Schleswig-Holstein ist das erste Bundesland in Deutschland, das mit dem amerikanischen Technologiegiganten Microsoft gebrochen hat. Der ehrgeizige Plan, die öffentliche Verwaltung von amerikanischen IT-Konzernen unabhängig zu machen, sollte ein Symbol der digitalen Souveränität sein.

Für Deutschland ist die digitale Souveränität Teil einer neuen Politik, die nach der Wahl Donald Trumps in den USA eingeführt wurde. In Deutschland stellen Verwaltung und Bundeswehr, Schulen und Behörden massenhaft auf Linux, Nextcloud, LibreOffice und OX App Suite um.

Die Entscheidung, Microsoft-Software, darunter das beliebte Outlook und Excel, durch Open-Source-Lösungen wie Open-Xchange (OX) für E-Mails zu ersetzen, stammt von der Landesregierung unter Daniel Günther (CDU).

„Wir wollen digital souverän sein, frei vom Diktat der Konzerne\" – verkündete Günther. Schleswig-Holstein solle zum Vorreiter in Europa werden und andere Länder zu ähnlichen Schritten inspirieren.

Seit einigen Wochen kämpft das Land Schleswig-Holstein mit einer Welle technischer Probleme. E-Mails erreichen ihre Empfänger nicht, Konten werden verwechselt, und Programme stürzen in kritischen Momenten ab. Am schlimmsten ist es an den Landesgerichten und bei der Staatsanwaltschaft, wo Verfahren eine besonders präzise Kommunikation erfordern. Die Einführung elektronischer Akten in Strafsachen (E-Akte) sollte die Arbeit verbessern, hat das Chaos jedoch stattdessen vertieft.

„Wir können nicht einmal wichtige Anträge lesen, was in schweren Straftaten zum Verlust von Beweismitteln führt\"

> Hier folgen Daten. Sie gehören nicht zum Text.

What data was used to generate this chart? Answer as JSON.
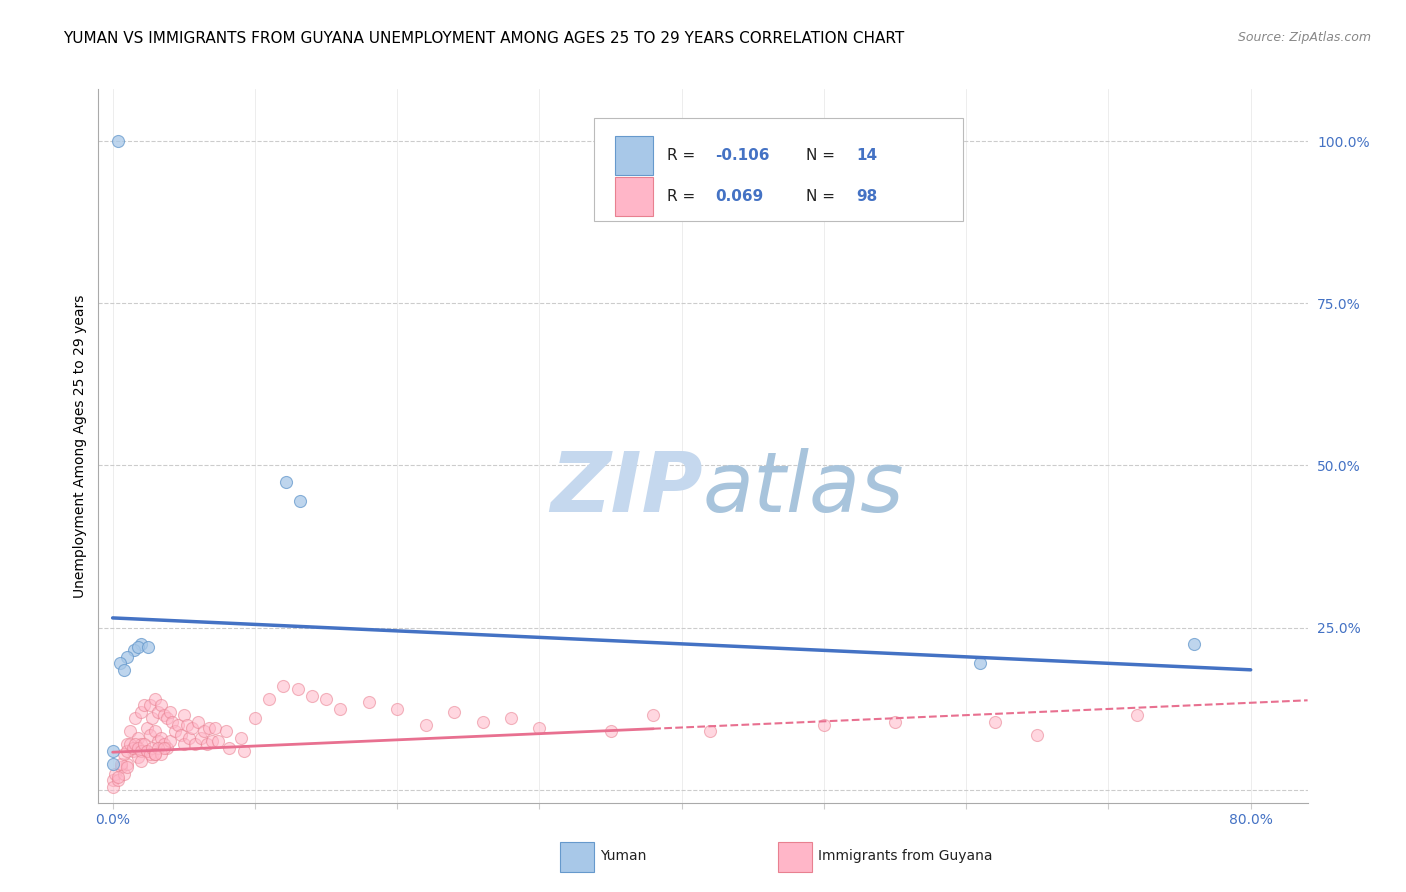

– beklagen sich Richter in einem offenen Brief an den Landesminister für Digitalisierung Dirk Schrödter (CDU). In einem Fall wurden alte Faxgeräte reaktiviert, um die Kontinuität der Korrespondenz sicherzustellen. „Wir sind stolz, dass wir uns auf Faxgeräte verlassen können, die man fast schon weggeworfen hatte\" – scherzen Mitarbeiter. „Das ist ein Rückschritt um ein Jahrzehnt\" – kommentiert ein anonymer Beamter.

Die Probleme beschränken sich nicht auf Ausfälle. Langfristig wird die Akzeptanz für digitale Veränderungen beim Personal sinken, das ohnehin mit Arbeit überlastet ist. In einem Land, in dem die Verwaltung Tausende Mitarbeiter beschäftigt, droht die Situation zum Desaster zu werden.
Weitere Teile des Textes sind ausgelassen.